Without splice syntax, [`repeat!`] emits the whole body once per input row:

```rust
use macroweave::repeat;

trait TypeName {
    const NAME: &'static str;
}

repeat!((Ty, Name) in [
    (u8, "u8"),
    (u16, "u16"),
    (u32, "u32"),
] {
    impl TypeName for Ty {
        const NAME: &'static str = Name;
    }
});

assert_eq!(<u8 as TypeName>::NAME, "u8");
assert_eq!(<u16 as TypeName>::NAME, "u16");
assert_eq!(<u32 as TypeName>::NAME, "u32");
```

# Partial repetition

When only part of a surrounding construct should repeat, use [`splice!`] and put that part in `#( ... )*`. A single separator can be written before `*`, such as `#( ... ),*` for comma-separated output:

```rust
use macroweave::splice;

fn keyword_code(text: &str) -> Option<u8> {
    splice!((Pat, Code) in [
        ("async", 1u8),
        ("await", 2u8),
    ] {
        match text {
            #(Pat => Some(Code)),*,
            _ => None,
        }
    })
}

assert_eq!(keyword_code("async"), Some(1));
assert_eq!(keyword_code("await"), Some(2));
assert_eq!(keyword_code("fn"), None);
```

Placeholders are substituted only inside the splice body, and the surrounding tokens are emitted once. Surrounding identifiers stay literal, even when they have the same name as a placeholder. If a value should vary, place it in the splice body.

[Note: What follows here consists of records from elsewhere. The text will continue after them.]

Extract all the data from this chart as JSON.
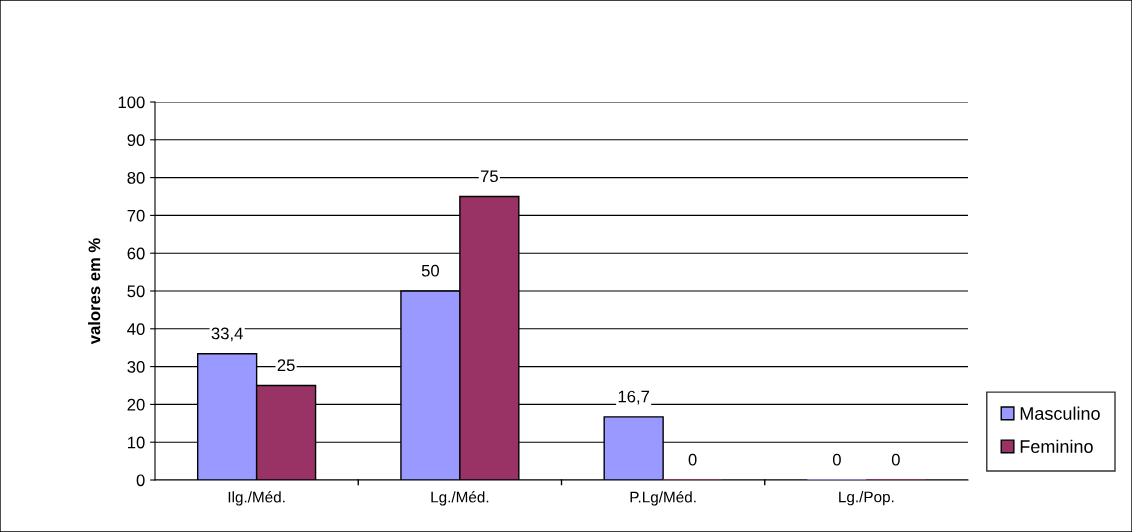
{
  "chart_data": {
    "type": "bar",
    "ylabel": "valores em %",
    "categories": [
      "Ilg./Méd.",
      "Lg./Méd.",
      "P.Lg/Méd.",
      "Lg./Pop."
    ],
    "series": [
      {
        "name": "Masculino",
        "color": "#9999ff",
        "values": [
          33.4,
          50,
          16.7,
          0
        ],
        "value_labels": [
          "33,4",
          "50",
          "16,7",
          "0"
        ]
      },
      {
        "name": "Feminino",
        "color": "#993366",
        "values": [
          25,
          75,
          0,
          0
        ],
        "value_labels": [
          "25",
          "75",
          "0",
          "0"
        ]
      }
    ],
    "ylim": [
      0,
      100
    ],
    "yticks": [
      0,
      10,
      20,
      30,
      40,
      50,
      60,
      70,
      80,
      90,
      100
    ],
    "grid": "y",
    "legend": "right"
  }
}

`#( ..., )*` and `#( ... ),*` are different: the latter does not produce a trailing comma. This matches delimiter repetition in `macro_rules!`.

# Syntax notes

- Bind placeholders as bare identifiers, such as `Ty` or `Name`.
- Tuple rows bind multiple placeholders, and `_` skips a row value.
- Row values can contain one or more Rust tokens. Top-level commas separate rows.
- Nested invocations are supported. Use different placeholder names at each level.

<!-- macroweave-docs-end -->

## Minimum Rust version policy

This crate's minimum supported `rustc` version is `1.85.0`.

The minimum Rust version can be increased in minor version updates. For example, if crate `1.0` requires Rust 1.85.0, then all `1.0.z` releases also support Rust 1.85.0 or newer, while `1.y` for `y > 0` may require a newer compiler.

## License

This project is licensed under [Apache License, Version 2.0][license-url].

## Origins

`macroweave` resulted from a ScopeDB code refactor. ScopeDB has used [`match-template`](https://github.com/tisonkun/match-template/) for variant/type match arms and [`macro_find_and_replace`](https://github.com/lord-ne/rust-macro-find-and-replace/) for repeating Rust fragments over type lists. While reviewing their macro usages, I found that I wanted the same thing in both places: write the choices once, name the columns, and use those names in Rust syntax. There was no existing solution fitting that shape.